Now when the script is executed, it’s possible to see that the file deletion has been performed:

[me@linuxbox ~]$deletion-script preparing to delete files deleting files file deletion complete [me@linuxbox ~]$


bash also provides a method of tracing, implemented by the -x option and the set command with the -x option. Using our earlier trouble script, we can activate tracing for the entire script by adding the -x option to the first line:

bash 还提供了一种名为追踪的方法，这种方法可通过 -x 选项和 set 命令加上 -x 选项两种途径实现。 拿我们之前的 trouble 脚本为例，给该脚本的第一行语句添加 -x 选项，我们就能追踪整个脚本。

#!/bin/bash -x
# trouble: script to demonstrate common errors
number=1
if [ $number = 1 ]; then echo "Number is equal to 1." else echo "Number is not equal to 1." fi  When executed, the results look like this: 当脚本执行后，输出结果看起来像这样: [me@linuxbox ~]$ trouble
+ number=1
+ '[' 1 = 1 ']'
+ echo 'Number is equal to 1.'
Number is equal to 1.


With tracing enabled, we see the commands performed with expansions applied. The leading plus signs indicate the display of the trace to distinguish them from lines of regular output. The plus sign is the default character for trace output. It is contained in the PS4 (prompt string 4) shell variable. The contents of this variable can be adjusted to make the prompt more useful. Here, we modify the contents of the variable to include the current line number in the script where the trace is performed.
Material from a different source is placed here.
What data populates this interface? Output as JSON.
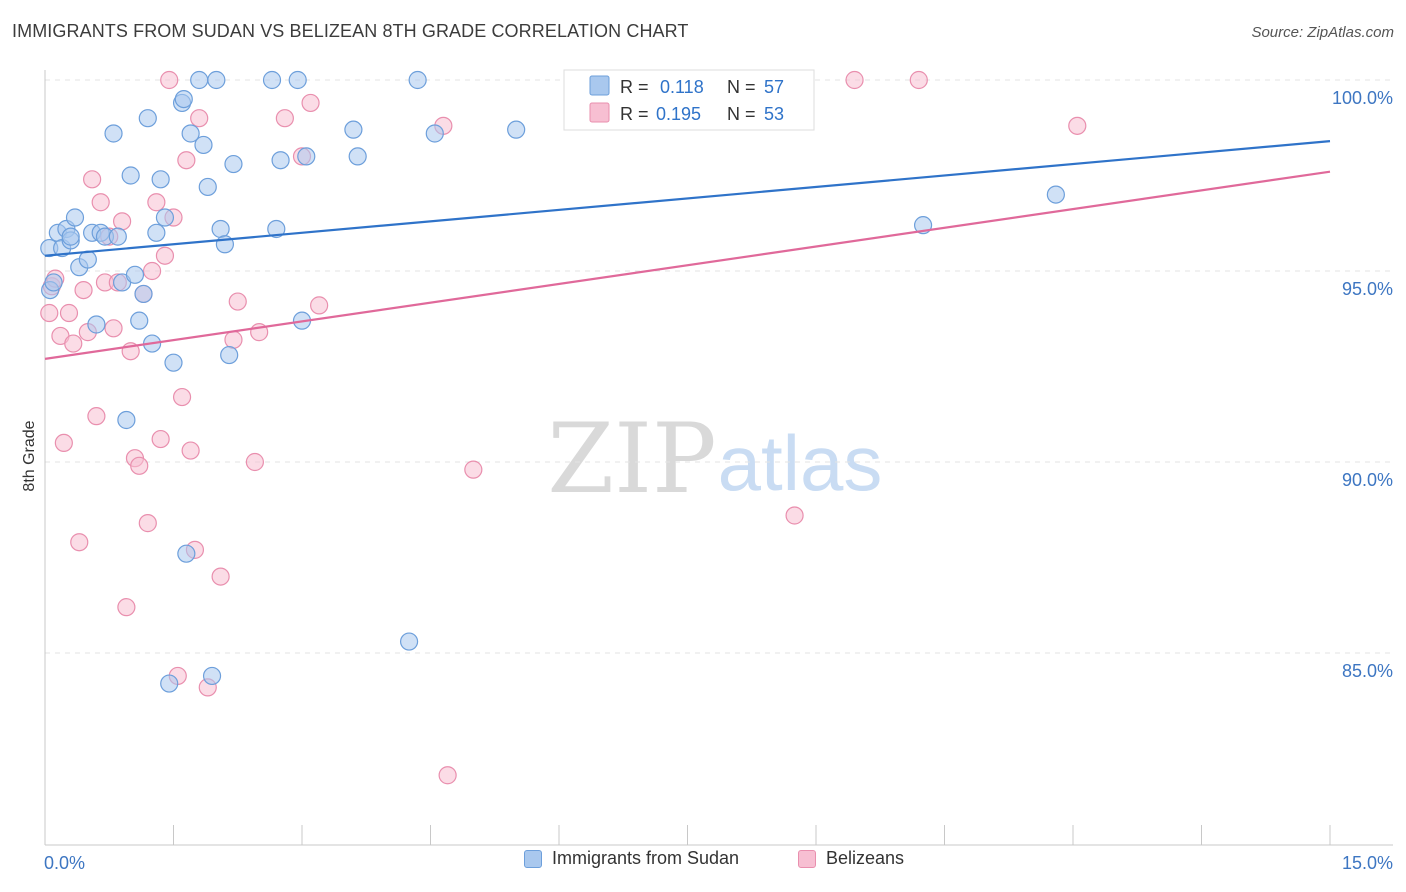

Note that single quotes are required to prevent expansion until the prompt is actually used:

[me@linuxbox ~]$export PS4='$LINENO + '
[me@linuxbox ~]$trouble 5 + number=1 7 + '[' 1 = 1 ']' 8 + echo 'Number is equal to 1.' Number is equal to 1.  To perform a trace on a selected portion of a script, rather than the entire script, we can use the set command with the -x option: 我们可以使用 set 命令加上 -x 选项，为脚本中的一块选择区域，而不是整个脚本启用追踪。 #!/bin/bash # trouble: script to demonstrate common errors number=1 set -x # Turn on tracing if [$number = 1 ]; then
echo "Number is equal to 1."
else
echo "Number is not equal to 1."
fi
set +x # Turn off tracing


We use the set command with the -x option to activate tracing and the +x option to deactivate tracing. This technique can be used to examine multiple portions of a troublesome script.

#### # 执行时检查数值

It is often useful, along with tracing, to display the content of variables to see the internal workings of a script while it is being executed. Applying additional echo statements will usually do the trick:

#!/bin/bash
# trouble: script to demonstrate common errors
number=1
echo "number=$number" # DEBUG set -x # Turn on tracing if [$number = 1 ]; then
echo "Number is equal to 1."
else
echo "Number is not equal to 1."
fi
set +x # Turn off tracing
`

In this trivial example, we simply display the value of the variable number and mark the added line with a comment to facilitate its later identification and removal. This technique is particularly useful when watching the behavior of loops and arithmetic within scripts.

### # 总结

In this chapter, we looked at just a few of the problems that can crop up during script de- velopment. Of course, there are many more. The techniques described here will enable finding most common bugs. Debugging is a fine art that can be developed through experience, both in knowing how to avoid bugs (testing constantly throughout development) and in finding bugs (effective use of tracing).